Looking ahead, our panel of analysts sees U.S. inflation overshooting the Fed’s 2.0% average inflation target until at least 2026. As such, concerns over inflation could continue to push more investors into crypto asset classes in the years ahead. Moreover, the Federal Reserve will hold its next monetary policy meeting in early November, and markets are anticipating a concrete timeline on QE tapering—a key decision that could alter the market’s views on the likely path of inflation. How BITO and other crypto assets react to the news will show to what extent they currently act as useful bellwethers of inflation expectations. That said, gold prices are seen remaining elevated in the years ahead, despite some safe-haven demand moving into cryptocurrencies.
Insights from Our Analyst Network
Commenting on the new ETF’s role in the market today, analysts at JPMorgan noted:
“In all, by itself the launch of BITO is unlikely to trigger a new phase of significantly more fresh capital entering bitcoin. Instead, we believe the perception of bitcoin as a better inflation hedge than gold is the main reason for the current upswing, triggering a shift away from gold ETFs into bitcoin funds since September. This flow shift remains intact supporting a bullish outlook for bitcoin into year-end.”
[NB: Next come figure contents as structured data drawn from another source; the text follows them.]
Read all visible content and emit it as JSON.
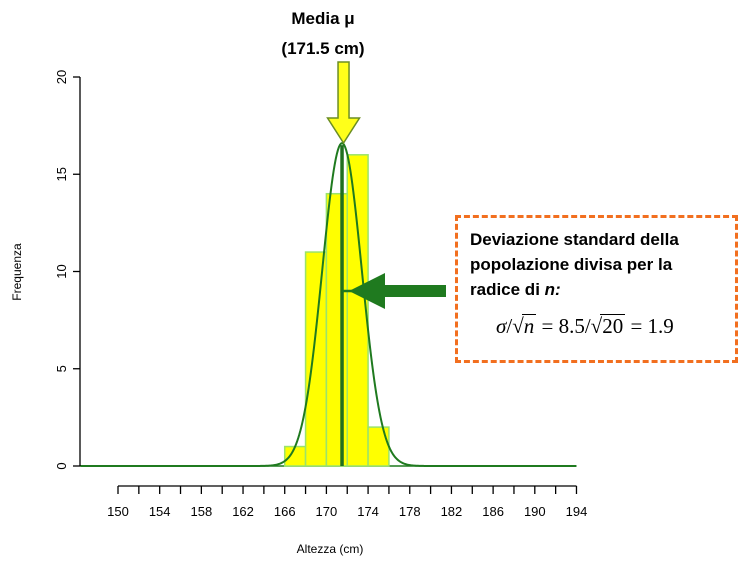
{
  "chart_data": {
    "type": "bar",
    "xlabel": "Altezza (cm)",
    "ylabel": "Frequenza",
    "xlim": [
      148,
      196
    ],
    "ylim": [
      0,
      20
    ],
    "x_ticks": [
      150,
      152,
      154,
      156,
      158,
      160,
      162,
      164,
      166,
      168,
      170,
      172,
      174,
      176,
      178,
      180,
      182,
      184,
      186,
      188,
      190,
      192,
      194
    ],
    "x_tick_labels": [
      {
        "value": 150,
        "label": "150"
      },
      {
        "value": 154,
        "label": "154"
      },
      {
        "value": 158,
        "label": "158"
      },
      {
        "value": 162,
        "label": "162"
      },
      {
        "value": 166,
        "label": "166"
      },
      {
        "value": 170,
        "label": "170"
      },
      {
        "value": 174,
        "label": "174"
      },
      {
        "value": 178,
        "label": "178"
      },
      {
        "value": 182,
        "label": "182"
      },
      {
        "value": 186,
        "label": "186"
      },
      {
        "value": 190,
        "label": "190"
      },
      {
        "value": 194,
        "label": "194"
      }
    ],
    "y_ticks": [
      {
        "value": 0,
        "label": "0"
      },
      {
        "value": 5,
        "label": "5"
      },
      {
        "value": 10,
        "label": "10"
      },
      {
        "value": 15,
        "label": "15"
      },
      {
        "value": 20,
        "label": "20"
      }
    ],
    "bins": [
      {
        "x0": 166,
        "x1": 168,
        "count": 1
      },
      {
        "x0": 168,
        "x1": 170,
        "count": 11
      },
      {
        "x0": 170,
        "x1": 172,
        "count": 14
      },
      {
        "x0": 172,
        "x1": 174,
        "count": 16
      },
      {
        "x0": 174,
        "x1": 176,
        "count": 2
      }
    ],
    "curve": {
      "type": "normal",
      "mean": 171.5,
      "sd": 1.9,
      "peak": 16.6
    },
    "mean_line": 171.5,
    "sd_marker": {
      "from": 171.5,
      "to": 173.4,
      "y": 9
    },
    "annotations": {
      "mean_title": "Media μ",
      "mean_value": "(171.5 cm)",
      "note_lines": [
        "Deviazione standard della",
        "popolazione divisa per la"
      ],
      "note_line3_prefix": "radice di ",
      "note_line3_var": "n:",
      "formula": {
        "sigma": "σ",
        "slash": "/",
        "radic": "√",
        "n": "n",
        "eq1": " = 8.5",
        "n2": "20",
        "eq2": " = 1.9"
      }
    },
    "colors": {
      "bar_fill": "#ffff00",
      "bar_stroke": "#9be36a",
      "curve": "#1f7a1f",
      "mean_line": "#1f6f1f",
      "mean_arrow_fill": "#ffff1a",
      "mean_arrow_stroke": "#6b8e23",
      "sd_arrow": "#1f7a1f",
      "note_border": "#f26f1f"
    }
  }
}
Reflecting on G7 policymakers and digital currencies more broadly further down the road, Teunis Brosens, digital finance and regulation economist at ING, said:
“While ‘stablecoins’ today are operating more or less in a regulatory vacuum, policymakers are actively working to change that. The European Commission has launched proposals for ‘stablecoin’ regulation as part of its Digital Finance package. Once in force, there is little that stands in the way of a euro-Diem launch from a regulatory perspective. While it remains unclear when EU policymakers will conclude negotiations and ‘stablecoin’ and other crypto-asset regulation can enter into force, it is very likely to be a few years before 2026, the currently foreseen earliest digital euro launch year.”